Even more compelling as a basis for removability is the construction which has been given to this section by the Supreme Court in the case of Textile Workers Union v. Lincoln Mills, 1957, 353 U.S. 448, 77 S. Ct. 923, 1 L. Ed. 2d 972. The Supreme Court in holding that a suit to compel arbitration comes under § 301(a) said that this section authorizes the federal courts to fashion a body of federal law for the enforcement of these collective bargaining agreements and that the substantive law to be applied in suits under § 301(a) is federal law which the court must fashion from the policy of our national labor laws. It further held that federal interpretation of the federal law will govern and not state law. There can be little doubt that the U. S. Arbitration Act is a part of the body of the federal labor law to which courts may look in defining federal law under this section, Signal-Stat Corp. v. Local 475, United Electrical, Radio and Machine Workers, 2 Cir., 1956, 235 F.2d 298, 301-302; and a suit to confirm an award already rendered and to enforce compliance with it, is a suit under § 301(a), under the doctrine of the Lincoln Mills case. See the pre-Lincoln Mills decision: United Electrical, Radio and Machine Workers v. Worthington Corp., 1 Cir., 1956, 236 F.2d 364, 371. To hold that such suits for violation of collective bargaining agreements include the enforcement of its arbitration provisions and the enforcement of awards rendered, but that state law should control the modification of arbitrators' awards, would not only be illogical but would inject a great deal of confusion in this area of the law. See Local 205, United Electrical, Radio and Machine Workers v. General Electric Co., 1 Cir., 1956, 233 F.2d 85, 95. The entire arbitration proceeding should be viewed as a whole. Marchant v. Mead-Morrison Mfg. Co., 2 Cir., 1928, 29 F.2d 40. The same issues are before the court in a suit to modify as in a suit to confirm or enforce an award and it should make no difference which party sued when the issues are the same. See dissenting opinion of Stewart, J., Mengel Co. v. Nashville Paper Products and Specialty Workers Union, 6 Cir., 1955, 221 F.2d 644, 648, and the prior decision of this court in Underwood Corporation v. Local 267, International Union of Electrical, Radio and Machine Workers, AFL-CIO, D.C., 171 F. Supp. 102.

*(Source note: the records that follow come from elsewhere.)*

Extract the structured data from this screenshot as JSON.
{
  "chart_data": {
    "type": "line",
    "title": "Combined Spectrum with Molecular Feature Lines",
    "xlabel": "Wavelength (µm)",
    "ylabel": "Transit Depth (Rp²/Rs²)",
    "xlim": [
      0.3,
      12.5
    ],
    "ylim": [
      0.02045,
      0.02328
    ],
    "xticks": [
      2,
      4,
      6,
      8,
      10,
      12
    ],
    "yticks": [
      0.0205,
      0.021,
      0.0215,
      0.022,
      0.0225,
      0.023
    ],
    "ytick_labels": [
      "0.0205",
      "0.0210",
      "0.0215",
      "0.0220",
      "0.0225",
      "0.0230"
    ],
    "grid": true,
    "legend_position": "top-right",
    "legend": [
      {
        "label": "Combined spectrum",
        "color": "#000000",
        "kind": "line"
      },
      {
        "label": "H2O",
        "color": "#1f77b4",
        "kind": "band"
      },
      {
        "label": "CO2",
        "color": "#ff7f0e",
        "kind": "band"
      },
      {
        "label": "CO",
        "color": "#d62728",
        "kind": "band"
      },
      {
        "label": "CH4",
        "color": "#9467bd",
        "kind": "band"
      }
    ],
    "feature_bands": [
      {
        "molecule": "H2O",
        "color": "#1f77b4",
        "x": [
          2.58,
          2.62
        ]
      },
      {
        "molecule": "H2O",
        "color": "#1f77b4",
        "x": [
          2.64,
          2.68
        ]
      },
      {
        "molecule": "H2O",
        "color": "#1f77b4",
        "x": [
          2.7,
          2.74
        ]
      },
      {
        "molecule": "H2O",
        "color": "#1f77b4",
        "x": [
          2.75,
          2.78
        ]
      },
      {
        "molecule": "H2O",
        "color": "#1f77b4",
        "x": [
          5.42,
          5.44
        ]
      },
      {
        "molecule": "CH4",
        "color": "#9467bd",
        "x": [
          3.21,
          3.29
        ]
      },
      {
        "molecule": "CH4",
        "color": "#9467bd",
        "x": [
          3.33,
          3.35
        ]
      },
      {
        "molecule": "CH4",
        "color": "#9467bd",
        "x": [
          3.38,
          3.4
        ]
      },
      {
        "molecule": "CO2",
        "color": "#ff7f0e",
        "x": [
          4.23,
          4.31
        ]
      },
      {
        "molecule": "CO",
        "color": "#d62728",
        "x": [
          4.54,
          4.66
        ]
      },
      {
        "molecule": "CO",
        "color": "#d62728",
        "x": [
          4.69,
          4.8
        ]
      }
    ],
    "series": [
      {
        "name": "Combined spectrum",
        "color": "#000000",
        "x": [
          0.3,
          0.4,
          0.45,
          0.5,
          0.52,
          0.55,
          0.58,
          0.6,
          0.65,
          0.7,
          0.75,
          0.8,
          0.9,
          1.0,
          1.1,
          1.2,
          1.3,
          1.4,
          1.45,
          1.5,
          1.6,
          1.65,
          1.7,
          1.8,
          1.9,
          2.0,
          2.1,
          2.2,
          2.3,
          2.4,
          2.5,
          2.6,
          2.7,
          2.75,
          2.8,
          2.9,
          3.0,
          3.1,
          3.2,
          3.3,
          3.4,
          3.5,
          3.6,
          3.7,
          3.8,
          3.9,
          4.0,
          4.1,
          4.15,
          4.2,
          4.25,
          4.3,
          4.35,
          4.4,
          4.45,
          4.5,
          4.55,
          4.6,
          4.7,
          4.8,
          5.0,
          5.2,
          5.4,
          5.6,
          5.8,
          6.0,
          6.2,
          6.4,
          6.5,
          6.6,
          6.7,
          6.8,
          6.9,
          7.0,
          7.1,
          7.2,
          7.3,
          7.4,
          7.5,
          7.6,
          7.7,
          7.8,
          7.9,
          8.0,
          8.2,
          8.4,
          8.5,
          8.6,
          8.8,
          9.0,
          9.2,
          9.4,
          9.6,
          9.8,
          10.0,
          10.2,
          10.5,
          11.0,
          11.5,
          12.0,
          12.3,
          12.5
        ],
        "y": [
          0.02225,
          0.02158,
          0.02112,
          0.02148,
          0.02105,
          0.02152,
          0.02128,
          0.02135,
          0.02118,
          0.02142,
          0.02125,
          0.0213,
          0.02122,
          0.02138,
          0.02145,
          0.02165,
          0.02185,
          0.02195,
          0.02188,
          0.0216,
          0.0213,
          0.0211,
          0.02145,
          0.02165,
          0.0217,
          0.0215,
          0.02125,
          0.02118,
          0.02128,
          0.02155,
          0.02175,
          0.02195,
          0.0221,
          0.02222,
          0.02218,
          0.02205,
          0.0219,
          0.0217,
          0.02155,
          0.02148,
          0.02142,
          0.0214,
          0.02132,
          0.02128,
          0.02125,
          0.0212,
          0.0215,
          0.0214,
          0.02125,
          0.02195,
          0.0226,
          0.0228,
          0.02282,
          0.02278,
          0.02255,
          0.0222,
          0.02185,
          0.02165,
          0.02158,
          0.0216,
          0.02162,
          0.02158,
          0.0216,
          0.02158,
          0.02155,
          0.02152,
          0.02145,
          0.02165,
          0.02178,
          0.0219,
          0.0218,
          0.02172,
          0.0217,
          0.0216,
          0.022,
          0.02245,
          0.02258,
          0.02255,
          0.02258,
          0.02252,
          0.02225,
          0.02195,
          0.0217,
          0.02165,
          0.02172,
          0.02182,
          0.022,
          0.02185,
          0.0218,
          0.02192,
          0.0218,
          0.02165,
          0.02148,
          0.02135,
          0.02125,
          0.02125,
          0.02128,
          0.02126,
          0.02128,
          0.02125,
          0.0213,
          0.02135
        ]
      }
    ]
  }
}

If, in dealing with cases of this kind, it were to be held that state and federal jurisdictions overlapped and that applications could be made to either tribunal to apply its own law, an unnecessary jumble would result. Moreover, a controversy might well be determined by the relative fleetness of foot of the party running to the county courthouse for the application of state law as against the alacrity of the other party seeking to invoke federal law in the federal court. In Bernhardt v. Polygraphic Co. of America, 1956, 350 U.S. 198, 203, 207, 208, 76 S. Ct. 273, 100 L. Ed. 199, the Supreme Court in the obverse of the case at bar, to avoid forum shopping, held that for the purposes of federal-state relations in diversity cases, the remedy by arbitration was substantive and not procedural and state law applied. Congress did not mean to preclude state courts from hearing cases like the one now before this court (see Note: 60 Har.L.Rev. 509, 1957); but when they do so, they are required to apply federal rather than state law. Fay v. American Cystoscope Makers, Inc., D.C., 98 F. Supp. 278; McCarroll v. Los Angeles County District Council, 1957, 49 Cal. 2d 45, 315 P.2d 322, certiorari denied 1958, 355 U.S. 932, 78 S. Ct. 413, 2 L. Ed. 2d 415; Mendelsohn, Enforceability of Arbitration Agreements, 66 Yale L.J. 167 (1956); Note, 72 Har.L.Rev. 354, 366 (1958).
*107 Even though the Company may have had in mind in making its application that it was asserting a state given right, it was in reality relying upon federal law in an area in which Congress has pre-empted the field.
Thus a suit of this kind may remain in the state courts for the application of federal law if both parties are desirous of having it heard there; but either party has the power to effect a removal to the federal court.
It is concluded that the removal in the present case was proper and the motion to remand is therefore denied.